Streetknits accepts donations of knitting material to make hats and scarves, which are distributed to shelters and organizations, who hand them out to the homeless, Sunny Hope said, a main organizer of the Warming Toronto event.

The event was promoted through social media and web pages such as Facebook, BlogTO, and Kijiji, but also through a word of mouth, Hope said.

People lose pairs of gloves and hats all the time, so Hope came up with an idea to make them for people who do not have the opportunity to buy them, she said.

Volunteers knitting and preparing items for the homeless in Imperial pub, in Toronto, on Feb. 24, 2019. (Su Kustric)

Hope said all donations are on the right hands and are going to be given to people that are in need.

The first year they collected more than 100 items. Last year the number jumped to more than 400 and this year they might collect up to 600 items, she said.

It is very important that these people have something around their necks, on their heads and hands, so they don’t lose their fingers in this freezing weather, said volunteer Stephanie Leyn.

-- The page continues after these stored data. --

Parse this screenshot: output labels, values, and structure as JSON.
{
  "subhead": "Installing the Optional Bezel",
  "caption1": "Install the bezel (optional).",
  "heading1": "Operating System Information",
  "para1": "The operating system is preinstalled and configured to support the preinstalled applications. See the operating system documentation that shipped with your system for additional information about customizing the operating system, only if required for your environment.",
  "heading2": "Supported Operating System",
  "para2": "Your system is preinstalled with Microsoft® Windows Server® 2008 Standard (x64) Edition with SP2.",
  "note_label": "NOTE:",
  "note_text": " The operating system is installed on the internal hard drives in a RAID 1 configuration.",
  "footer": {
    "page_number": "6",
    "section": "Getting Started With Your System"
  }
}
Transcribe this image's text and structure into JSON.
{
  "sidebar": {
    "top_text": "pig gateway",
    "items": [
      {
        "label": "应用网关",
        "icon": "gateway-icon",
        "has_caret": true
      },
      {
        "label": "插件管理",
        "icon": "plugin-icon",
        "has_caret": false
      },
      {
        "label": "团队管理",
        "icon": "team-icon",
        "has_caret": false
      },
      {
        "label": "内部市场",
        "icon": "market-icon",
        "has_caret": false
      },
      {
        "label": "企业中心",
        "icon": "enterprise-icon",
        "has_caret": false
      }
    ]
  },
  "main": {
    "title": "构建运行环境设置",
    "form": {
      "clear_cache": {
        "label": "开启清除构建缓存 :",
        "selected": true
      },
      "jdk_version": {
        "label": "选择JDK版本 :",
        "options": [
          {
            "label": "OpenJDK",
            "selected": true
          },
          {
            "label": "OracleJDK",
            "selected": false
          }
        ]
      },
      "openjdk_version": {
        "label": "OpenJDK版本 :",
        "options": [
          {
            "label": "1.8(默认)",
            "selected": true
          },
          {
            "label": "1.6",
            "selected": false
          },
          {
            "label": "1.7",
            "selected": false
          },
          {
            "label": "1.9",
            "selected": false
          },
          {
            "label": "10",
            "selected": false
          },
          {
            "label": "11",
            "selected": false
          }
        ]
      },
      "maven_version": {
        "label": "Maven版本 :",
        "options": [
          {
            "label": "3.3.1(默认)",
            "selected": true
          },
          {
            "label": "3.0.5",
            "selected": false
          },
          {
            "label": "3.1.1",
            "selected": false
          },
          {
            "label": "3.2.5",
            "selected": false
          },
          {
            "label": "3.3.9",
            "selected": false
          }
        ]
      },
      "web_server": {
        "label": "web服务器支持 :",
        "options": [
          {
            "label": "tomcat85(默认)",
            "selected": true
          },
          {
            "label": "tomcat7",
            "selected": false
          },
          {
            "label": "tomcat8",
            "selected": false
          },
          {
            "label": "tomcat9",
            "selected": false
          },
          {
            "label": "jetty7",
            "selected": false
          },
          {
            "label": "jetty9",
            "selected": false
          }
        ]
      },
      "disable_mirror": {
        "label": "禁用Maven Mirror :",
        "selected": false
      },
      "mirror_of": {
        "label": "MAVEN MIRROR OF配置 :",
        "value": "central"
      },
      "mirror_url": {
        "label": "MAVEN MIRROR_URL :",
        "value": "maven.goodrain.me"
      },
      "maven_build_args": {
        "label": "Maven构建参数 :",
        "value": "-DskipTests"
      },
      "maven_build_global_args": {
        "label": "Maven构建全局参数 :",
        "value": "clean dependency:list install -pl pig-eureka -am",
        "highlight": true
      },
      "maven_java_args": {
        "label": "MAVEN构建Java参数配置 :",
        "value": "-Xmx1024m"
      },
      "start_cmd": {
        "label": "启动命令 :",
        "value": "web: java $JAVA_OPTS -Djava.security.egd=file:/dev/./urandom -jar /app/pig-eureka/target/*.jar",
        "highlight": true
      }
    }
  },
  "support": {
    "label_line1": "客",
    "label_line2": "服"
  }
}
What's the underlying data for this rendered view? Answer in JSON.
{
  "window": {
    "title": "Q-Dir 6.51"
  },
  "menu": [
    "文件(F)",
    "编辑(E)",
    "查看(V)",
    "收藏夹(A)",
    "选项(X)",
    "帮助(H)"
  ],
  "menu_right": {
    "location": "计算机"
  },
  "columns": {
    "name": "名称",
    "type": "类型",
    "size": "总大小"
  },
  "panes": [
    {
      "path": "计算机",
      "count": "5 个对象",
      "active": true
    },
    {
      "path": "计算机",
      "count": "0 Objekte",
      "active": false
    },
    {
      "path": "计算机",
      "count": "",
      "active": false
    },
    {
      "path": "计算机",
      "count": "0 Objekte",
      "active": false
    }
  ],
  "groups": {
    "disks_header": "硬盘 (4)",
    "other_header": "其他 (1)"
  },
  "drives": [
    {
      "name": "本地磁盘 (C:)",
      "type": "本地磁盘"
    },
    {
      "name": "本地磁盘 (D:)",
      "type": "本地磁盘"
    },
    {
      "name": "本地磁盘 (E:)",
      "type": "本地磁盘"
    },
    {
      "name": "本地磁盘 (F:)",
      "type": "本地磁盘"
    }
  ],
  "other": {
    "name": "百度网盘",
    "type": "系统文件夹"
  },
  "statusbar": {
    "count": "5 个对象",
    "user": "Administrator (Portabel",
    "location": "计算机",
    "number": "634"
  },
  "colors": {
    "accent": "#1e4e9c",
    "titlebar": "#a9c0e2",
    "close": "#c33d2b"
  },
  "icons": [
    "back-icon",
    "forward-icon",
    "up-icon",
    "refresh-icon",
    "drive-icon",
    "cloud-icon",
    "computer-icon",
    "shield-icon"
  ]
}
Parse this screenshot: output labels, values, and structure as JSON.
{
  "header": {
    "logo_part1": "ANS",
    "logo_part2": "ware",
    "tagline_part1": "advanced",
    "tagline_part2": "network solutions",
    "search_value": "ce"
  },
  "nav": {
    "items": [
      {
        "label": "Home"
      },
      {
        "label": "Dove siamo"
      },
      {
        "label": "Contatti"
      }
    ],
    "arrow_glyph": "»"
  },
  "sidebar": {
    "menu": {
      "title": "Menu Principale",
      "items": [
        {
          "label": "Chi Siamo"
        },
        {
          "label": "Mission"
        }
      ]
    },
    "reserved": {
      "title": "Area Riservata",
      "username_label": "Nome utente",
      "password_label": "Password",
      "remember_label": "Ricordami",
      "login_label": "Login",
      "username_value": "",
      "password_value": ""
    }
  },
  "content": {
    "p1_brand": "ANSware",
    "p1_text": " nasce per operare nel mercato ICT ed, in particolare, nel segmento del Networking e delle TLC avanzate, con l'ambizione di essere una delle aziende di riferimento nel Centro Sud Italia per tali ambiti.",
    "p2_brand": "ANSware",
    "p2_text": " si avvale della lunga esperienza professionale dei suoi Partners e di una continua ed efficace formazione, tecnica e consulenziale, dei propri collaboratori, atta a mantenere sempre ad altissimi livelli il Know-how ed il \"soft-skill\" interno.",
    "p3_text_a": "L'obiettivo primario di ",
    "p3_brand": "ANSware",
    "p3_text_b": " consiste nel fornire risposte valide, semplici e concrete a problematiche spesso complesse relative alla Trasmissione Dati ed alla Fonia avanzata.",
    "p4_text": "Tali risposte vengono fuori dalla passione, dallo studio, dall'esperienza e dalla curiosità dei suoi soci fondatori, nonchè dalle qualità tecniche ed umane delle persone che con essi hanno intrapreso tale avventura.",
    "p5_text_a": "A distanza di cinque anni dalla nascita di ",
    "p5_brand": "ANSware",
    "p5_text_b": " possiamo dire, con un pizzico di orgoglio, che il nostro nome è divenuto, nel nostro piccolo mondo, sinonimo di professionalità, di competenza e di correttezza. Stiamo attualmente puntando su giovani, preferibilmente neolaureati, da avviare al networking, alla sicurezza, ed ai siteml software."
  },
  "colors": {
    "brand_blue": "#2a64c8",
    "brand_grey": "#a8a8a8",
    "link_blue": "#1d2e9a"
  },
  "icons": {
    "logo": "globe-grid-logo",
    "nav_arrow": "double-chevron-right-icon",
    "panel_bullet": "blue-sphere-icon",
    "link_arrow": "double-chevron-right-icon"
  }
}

Knitters use a thicker yarn and double stitches for scarves and hats.

”Socks are made of really thin yarn but scarves or hats are made with very thick yarns, so if the yarn is thicker then we have to use double stitches, therefore it takes twice as long,” Leyn said.

She says knitting for others is also good for her and the other volunteers. It is a type of stress relief and manages anxiety, Leyn said.

“At the same time I am helping people in need, but also myself,” she said.